We would like to amplify on our commentary about the upheaval in the US State Department. Much is being made now of the tension between State and the National Security Council and the sometimes deleterious impact of this tension on the conduct of American foreign policy. This could not be exaggerated. Without underestimating the difficulties which arose between former Sec retary of State Cyrus Vance and national security adviser Zbigniew Brzezinski, the fact remains that it is the President of the United States who is responsible for the conduct of a prudent, coherent, stable foreign policy and the articulation of it. It is at his door that the real blame for any lapses must lie.

In his regard President Carter must take his lumps.

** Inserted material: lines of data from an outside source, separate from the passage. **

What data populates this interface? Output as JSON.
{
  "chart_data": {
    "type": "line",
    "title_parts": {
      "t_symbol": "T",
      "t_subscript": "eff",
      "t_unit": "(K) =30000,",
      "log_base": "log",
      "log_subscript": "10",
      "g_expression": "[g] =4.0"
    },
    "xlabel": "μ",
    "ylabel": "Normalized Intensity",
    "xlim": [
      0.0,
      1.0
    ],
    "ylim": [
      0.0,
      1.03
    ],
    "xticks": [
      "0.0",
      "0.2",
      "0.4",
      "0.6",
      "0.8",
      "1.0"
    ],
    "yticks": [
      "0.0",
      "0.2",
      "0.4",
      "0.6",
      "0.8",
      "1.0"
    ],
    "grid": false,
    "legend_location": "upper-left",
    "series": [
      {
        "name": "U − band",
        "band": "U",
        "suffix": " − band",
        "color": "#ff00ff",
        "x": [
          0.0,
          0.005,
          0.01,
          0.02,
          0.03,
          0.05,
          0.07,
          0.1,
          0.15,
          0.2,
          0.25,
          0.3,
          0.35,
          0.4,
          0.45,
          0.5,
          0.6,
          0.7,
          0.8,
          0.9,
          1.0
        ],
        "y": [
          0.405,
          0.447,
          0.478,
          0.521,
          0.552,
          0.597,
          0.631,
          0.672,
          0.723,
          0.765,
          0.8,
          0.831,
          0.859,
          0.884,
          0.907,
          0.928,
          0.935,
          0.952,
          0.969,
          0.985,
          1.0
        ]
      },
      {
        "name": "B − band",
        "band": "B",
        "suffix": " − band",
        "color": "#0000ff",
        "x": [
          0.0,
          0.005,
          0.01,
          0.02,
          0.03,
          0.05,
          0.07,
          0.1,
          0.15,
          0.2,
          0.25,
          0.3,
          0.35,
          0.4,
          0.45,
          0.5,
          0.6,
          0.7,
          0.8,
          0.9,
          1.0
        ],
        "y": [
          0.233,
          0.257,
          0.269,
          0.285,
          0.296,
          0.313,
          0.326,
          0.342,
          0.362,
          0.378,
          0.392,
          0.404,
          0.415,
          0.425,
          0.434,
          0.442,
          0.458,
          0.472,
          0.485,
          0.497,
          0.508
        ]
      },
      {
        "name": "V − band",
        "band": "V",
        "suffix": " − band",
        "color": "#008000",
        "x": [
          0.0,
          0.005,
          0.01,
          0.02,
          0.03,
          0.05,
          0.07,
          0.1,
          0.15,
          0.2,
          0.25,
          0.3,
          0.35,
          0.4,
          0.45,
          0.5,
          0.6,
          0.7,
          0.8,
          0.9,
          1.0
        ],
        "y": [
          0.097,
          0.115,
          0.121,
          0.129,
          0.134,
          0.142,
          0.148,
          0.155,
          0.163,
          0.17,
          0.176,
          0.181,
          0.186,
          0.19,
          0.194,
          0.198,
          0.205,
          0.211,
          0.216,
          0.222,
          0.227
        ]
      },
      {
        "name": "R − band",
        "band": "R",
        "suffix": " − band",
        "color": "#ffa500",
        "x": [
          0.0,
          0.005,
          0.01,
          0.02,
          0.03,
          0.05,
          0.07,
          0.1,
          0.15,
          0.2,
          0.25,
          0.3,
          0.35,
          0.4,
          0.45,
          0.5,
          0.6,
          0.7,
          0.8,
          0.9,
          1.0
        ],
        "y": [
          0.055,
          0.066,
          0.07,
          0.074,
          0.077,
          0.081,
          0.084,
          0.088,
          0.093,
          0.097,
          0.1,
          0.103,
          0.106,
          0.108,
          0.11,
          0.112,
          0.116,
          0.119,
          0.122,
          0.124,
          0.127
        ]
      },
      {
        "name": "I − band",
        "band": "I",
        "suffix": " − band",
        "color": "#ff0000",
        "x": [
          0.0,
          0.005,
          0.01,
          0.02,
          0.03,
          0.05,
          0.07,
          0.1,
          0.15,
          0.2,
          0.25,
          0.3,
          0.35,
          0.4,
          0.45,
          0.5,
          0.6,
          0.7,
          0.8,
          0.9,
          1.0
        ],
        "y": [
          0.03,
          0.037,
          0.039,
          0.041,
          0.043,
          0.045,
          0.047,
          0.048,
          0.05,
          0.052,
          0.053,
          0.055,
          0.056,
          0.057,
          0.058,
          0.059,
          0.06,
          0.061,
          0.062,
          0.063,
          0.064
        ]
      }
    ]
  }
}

The problem, as we see it, is twofold. One is the fact that foreign policy has increasingly become hostage to domestic political considerations. Perhaps another argument for reforming the present long, and lengthening, primary system fof picking presidents is that it distorts the diplomatic decisionmaking process. Every decision tends to be seen, if not totally at least partially, in terms of its perceived impact on domestic public opinion and its results at the polls. To tell an incumbent president not to weigh the political factor would be unrealistic. Yet, in Mr. Carter's case, the politicization of foreign policy has reached disquieting -- some would say alarming -- proportions.

You don't have to look far for examples. The decision to retract the US vote in the United Nations on Israel's settlement policy in the West Bank was clearly a surrender to domestic political pressures. The contrived flap over the Soviet brigade of troops in Cuba and the initial US insistence that the status quo was "not acceptable" patently was expected to help defuse political charges that the administration was soft on the Russians. The paramilitary effort to rescue the hostages in Iran and heightened talk about military operations can be linked to the rising public frustation at home and the call that "something be done." Mr. Carter's very use of the hostage crisis as the excuse for remaining in the Rose Garden so long had its political dimension. (Now, it seems, the crisis is lee of a crisis -- but is it? -- and the President is prepared go out on the hustings.)

There is little need to point out that, in the heat of the political campaign , US foreign policy interests are being damaged.

The second and a related, problem which concerns us is presidential credibility. American leadership has come to be perceived abroad as weak and vacillating. That is not because the United States is in fact weak, or that it does not have a basically agreed foreign policy. It arises largely from Mr. Carter's failure at times to recognized the importance of maintaining integrity of communication and consultation in his dealings with other nations, especially allies.

Seen from abroad, he has sometimes looked less than honest and consistent. He pressured West Germany to accept deployment of the neutron bomb, for instance , and then abruptly said the US would not build it after all. He flatly told the West Europeans the US would not impose a boycott of the Olympic Games in Moscow, and then proceeded to call for it. Worst of all, he unblinkingly assured Japan and Western Europe when pressing for joint economic sanctions against Iran that the US would not undertake a military operation there -- even while the rescue mission was already underway. He thus won their support in a way that damaged his credibility.

It would not seem to be in keeping with Mr. Carter's own piety to deliberately mislead or deceive. But the President must surely understand that, from another's point of view, such actions call in question the nation's integrity as well as diplomatic judgment. He should be the first to recognize that, however strong the nation is or might become militarily, firepower will coutn for nought in the long run if it is not firmly based on moral strength. It is in fact only to the extent that the US acts, as well as speaks, from the highest of principles and motives that it can hope to sway the course of human events constructively. When it does, it gains. When it does not, it invariably loses. Hence the importance of not slipping from a high plateau of national rectitude.

We believe President Carter would share this view. We cannot reasonably expect him to ignore the political component in formulating and carrying out foreign policy. But, with six months still to go before the November election, and with a new secretary of state, he has an opportunity to show that on critical issues -- SALT, the Middle East, Iran --precedence over narrower domestic considerations.

Who knows, that may even assure him reelection.